4. Reduced Soil Biodiversity: Overuse of potassium chloride may decrease soil biodiversity. As a non-selective fertilizer with slow nutrient release, it may prevent beneficial microorganisms from accessing nutrients promptly, affecting their reproduction and survival. This disrupts soil microbial communities, undermining soil fertility and ecosystem stability.

5. Water Pollution: Excessive potassium chloride use can contaminate water bodies. Since potassium chloride is resistant to degradation, excessive runoff into rivers and lakes contributes to eutrophication, harming aquatic life. Additionally, reactions between potassium chloride and organic matter in water can produce toxic substances, worsening pollution.

6. Environmental Pollution: Residual potassium chloride in soil can compromise crop quality, particularly by causing excessive potassium levels in agricultural products, posing health risks to humans. Furthermore, potassium chloride may seep into groundwater via rainwater, contaminating drinking water sources.
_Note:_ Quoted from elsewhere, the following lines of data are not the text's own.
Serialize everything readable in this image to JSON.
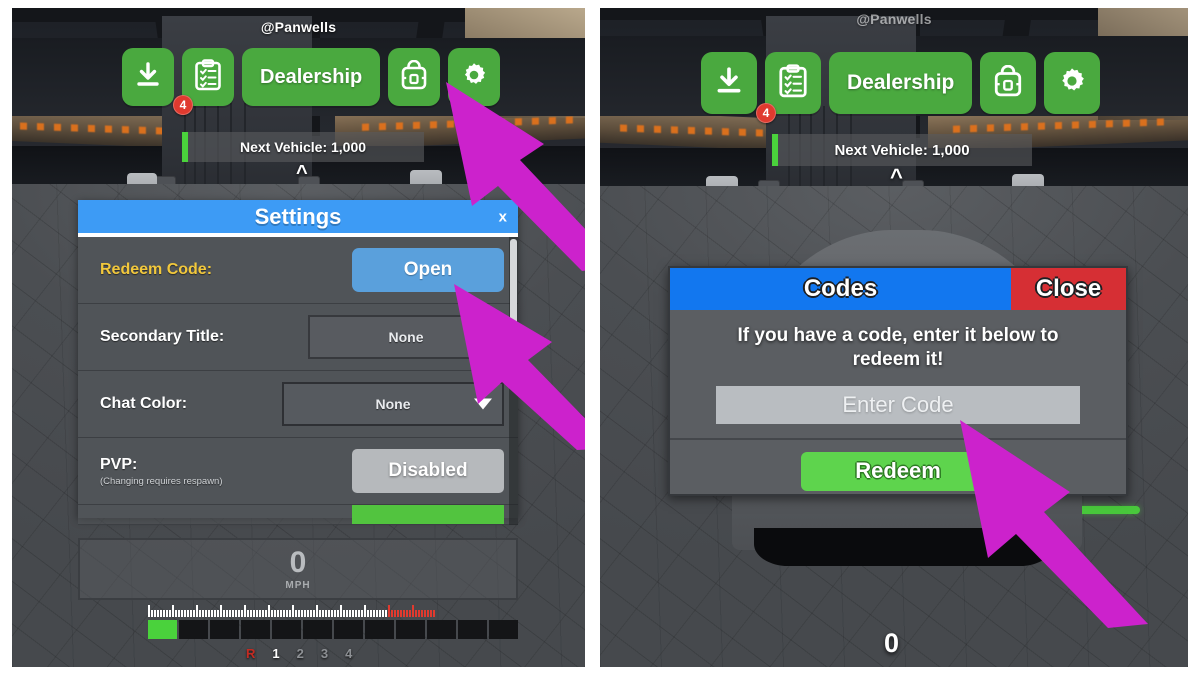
{
  "meta": {
    "accent_green": "#4aa93f",
    "accent_blue": "#3d9bf5",
    "codes_blue": "#1277ef",
    "close_red": "#d62f34",
    "redeem_green": "#5ed44d",
    "arrow_magenta": "#cc22cc",
    "gold_label": "#f2c83c"
  },
  "hud": {
    "username": "@Panwells",
    "toolbar": [
      {
        "name": "download-button",
        "icon": "download-icon",
        "label": ""
      },
      {
        "name": "quests-button",
        "icon": "clipboard-checklist-icon",
        "label": "",
        "badge": "4"
      },
      {
        "name": "dealership-button",
        "icon": "",
        "label": "Dealership"
      },
      {
        "name": "inventory-button",
        "icon": "backpack-icon",
        "label": ""
      },
      {
        "name": "settings-button",
        "icon": "gear-icon",
        "label": ""
      }
    ],
    "next_vehicle": "Next Vehicle: 1,000",
    "expand_chevron": "^"
  },
  "settings_dialog": {
    "title": "Settings",
    "close_label": "x",
    "rows": [
      {
        "label": "Redeem Code:",
        "sublabel": "",
        "control": "button",
        "value": "Open"
      },
      {
        "label": "Secondary Title:",
        "sublabel": "",
        "control": "field",
        "value": "None"
      },
      {
        "label": "Chat Color:",
        "sublabel": "",
        "control": "dropdown",
        "value": "None"
      },
      {
        "label": "PVP:",
        "sublabel": "(Changing requires respawn)",
        "control": "toggle",
        "value": "Disabled"
      }
    ]
  },
  "speedometer": {
    "speed": "0",
    "unit": "MPH",
    "gears": [
      "R",
      "1",
      "2",
      "3",
      "4"
    ],
    "active_gear": "1"
  },
  "right_speed": "0",
  "codes_dialog": {
    "title": "Codes",
    "close_label": "Close",
    "message": "If you have a code, enter it below to redeem it!",
    "input_placeholder": "Enter Code",
    "input_value": "",
    "redeem_label": "Redeem"
  },
  "annotations": [
    {
      "name": "arrow-to-settings-gear",
      "points_at": "settings-button"
    },
    {
      "name": "arrow-to-open-button",
      "points_at": "redeem-code-open-button"
    },
    {
      "name": "arrow-to-code-input",
      "points_at": "code-input-field"
    }
  ]
}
7. Waste of Agricultural Resources: Excessive potassium chloride use leads to resource waste. Despite its efficiency, the utilization rate of this fertilizer is low. Overapplication results in economic burdens for farmers and significant resource wastage.

8. Climate Impact: Excessive potassium chloride use may exacerbate climate change. The decomposition of potassium chloride in soil requires substantial energy, linking its overuse to increased greenhouse gas emissions and global warming trends.

excessive potassium chloride fertilizer use poses risks to soil, environmental, water, and human health. To protect agricultural ecosystems and public well-being, its application must adhere to scientific principles and avoid overreliance.